A new dual beam High Band Antenna (HBA) tile architecture was finalised. Using this architecture, the electronics were developed and prototyped. A more experimental ASIC integration of the LNA (Low noise amplifiers) and a four-channel beamformer was successfully completed.
The HBA tile functionality is concentrated in Line replaceable units (LRU's): the low noise amplifier and beamformer boards, both designed, built and verified during the project. The HBA tile can be remotely controlled thanks to additional firmware developed.
A dual-beam HBA was built and prototyped in the Dwingeloo test field in the Netherlands. This allowed the verification of requirements thanks to a series of experiments, all reported in the final documentation. In parallel, a prototype was constructed and operated at Chilbolton (UK) in order to test and run the complex software associated with automatic operation of the LOFAR4SW telescope.
Automatic data processing pipelines for solar, IPS and pulsar data have been finalised and delivered. A solution for telescope control software was developed and source code published as a project called iLiSA on GitHub. Archiving software solutions were investigated and the Science Data Management Plan was completed.

During the course of LOFAR4SW, the International LOFAR Telescope (ILT) initiated the process to become an ERIC. This fundamental transformation had an impact in the governance aspect of the design. Attention was given to raise awareness of the potential of space weather and to gather support from ILT stakeholders and decision makers.
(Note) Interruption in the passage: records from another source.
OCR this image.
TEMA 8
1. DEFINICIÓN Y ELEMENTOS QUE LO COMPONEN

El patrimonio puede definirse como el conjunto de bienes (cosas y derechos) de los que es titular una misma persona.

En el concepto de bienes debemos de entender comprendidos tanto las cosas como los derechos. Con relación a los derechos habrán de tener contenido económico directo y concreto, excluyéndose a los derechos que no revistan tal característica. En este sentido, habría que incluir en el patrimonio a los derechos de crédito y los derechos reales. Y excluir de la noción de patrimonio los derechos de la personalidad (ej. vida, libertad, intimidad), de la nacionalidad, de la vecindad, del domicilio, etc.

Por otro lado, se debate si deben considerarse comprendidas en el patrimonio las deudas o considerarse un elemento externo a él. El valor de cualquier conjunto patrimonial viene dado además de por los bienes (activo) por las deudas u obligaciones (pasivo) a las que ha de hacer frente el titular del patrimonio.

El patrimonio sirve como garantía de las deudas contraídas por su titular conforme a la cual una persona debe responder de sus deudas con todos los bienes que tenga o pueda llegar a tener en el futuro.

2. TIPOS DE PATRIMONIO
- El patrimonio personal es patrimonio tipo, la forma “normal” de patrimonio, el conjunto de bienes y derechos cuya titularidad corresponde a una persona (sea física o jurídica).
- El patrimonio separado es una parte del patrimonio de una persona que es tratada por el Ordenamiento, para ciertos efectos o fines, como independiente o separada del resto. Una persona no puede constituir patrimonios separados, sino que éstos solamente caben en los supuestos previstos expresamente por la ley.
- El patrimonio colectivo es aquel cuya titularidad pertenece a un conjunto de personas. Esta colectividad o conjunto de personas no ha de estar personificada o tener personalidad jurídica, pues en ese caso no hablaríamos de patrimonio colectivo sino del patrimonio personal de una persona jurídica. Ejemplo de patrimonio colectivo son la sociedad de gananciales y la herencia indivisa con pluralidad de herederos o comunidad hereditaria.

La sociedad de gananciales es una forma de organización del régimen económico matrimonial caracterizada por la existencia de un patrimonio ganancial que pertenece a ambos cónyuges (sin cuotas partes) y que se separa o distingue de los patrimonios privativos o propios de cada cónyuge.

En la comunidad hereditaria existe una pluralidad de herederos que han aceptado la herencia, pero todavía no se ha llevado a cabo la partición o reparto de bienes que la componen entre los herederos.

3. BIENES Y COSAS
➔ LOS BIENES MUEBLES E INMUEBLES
The definition of key activities to be undertaken during the different stages in the transformation will ensure that space weather remains fully integrated in LOFAR ERIC activities. The first step materialized during the last months of the project; a focus group within the Solar and Space weather Key science project was formed, with the purpose of preserving the momentum from LOFAR4SW among the ILT partners, and to continue working towards a fully implemented LOFAR4SW.
Three main events took place during the last phase of the project: the Stakeholder’s workshop in October 2021, the Final Demo Session and the Policy makers workshop on February 14 and 15, 2022. The project was presented at numerous local and international meetings. The LOFAR4SW website and Twitter account were regularly updated with information about the progress and news. Information was also published in the newsletter and distributed as a leaflet to reach the general public.
Building on LOFAR, a cutting-edge facility, the LOFAR4SW project designed the most advanced space weather radio instrument in the world. The LOFAR4SW facility provides ground-breaking insights applicable for the forecasting of any adverse impact on this societal infrastructure, ultimately contributing to a greater protection of humanity's most essential technologies which are constantly relied upon.

The use cases compiled in the LOFAR4SW project confirm the impressive impact that the envisaged LOFAR4SW upgrade will have. This high potential has been publicised at several well-attended conferences in the field. The project engaged with key members of the space weather community during several workshops and meetings organised by the consortium, the purpose was to raise awareness about the unique capabilities of LOFAR4SW, and to collect valuable feedback that was used throughout the design process -this was especially true of the end-user and potential funder workshops/engagements. International experts in the fields of space weather research, forecasting, engineering and operations were invited to take part in the design reviews held at the end of each major development stage. Their expertise was crucial to improve the final output of the LOFAR4SW project.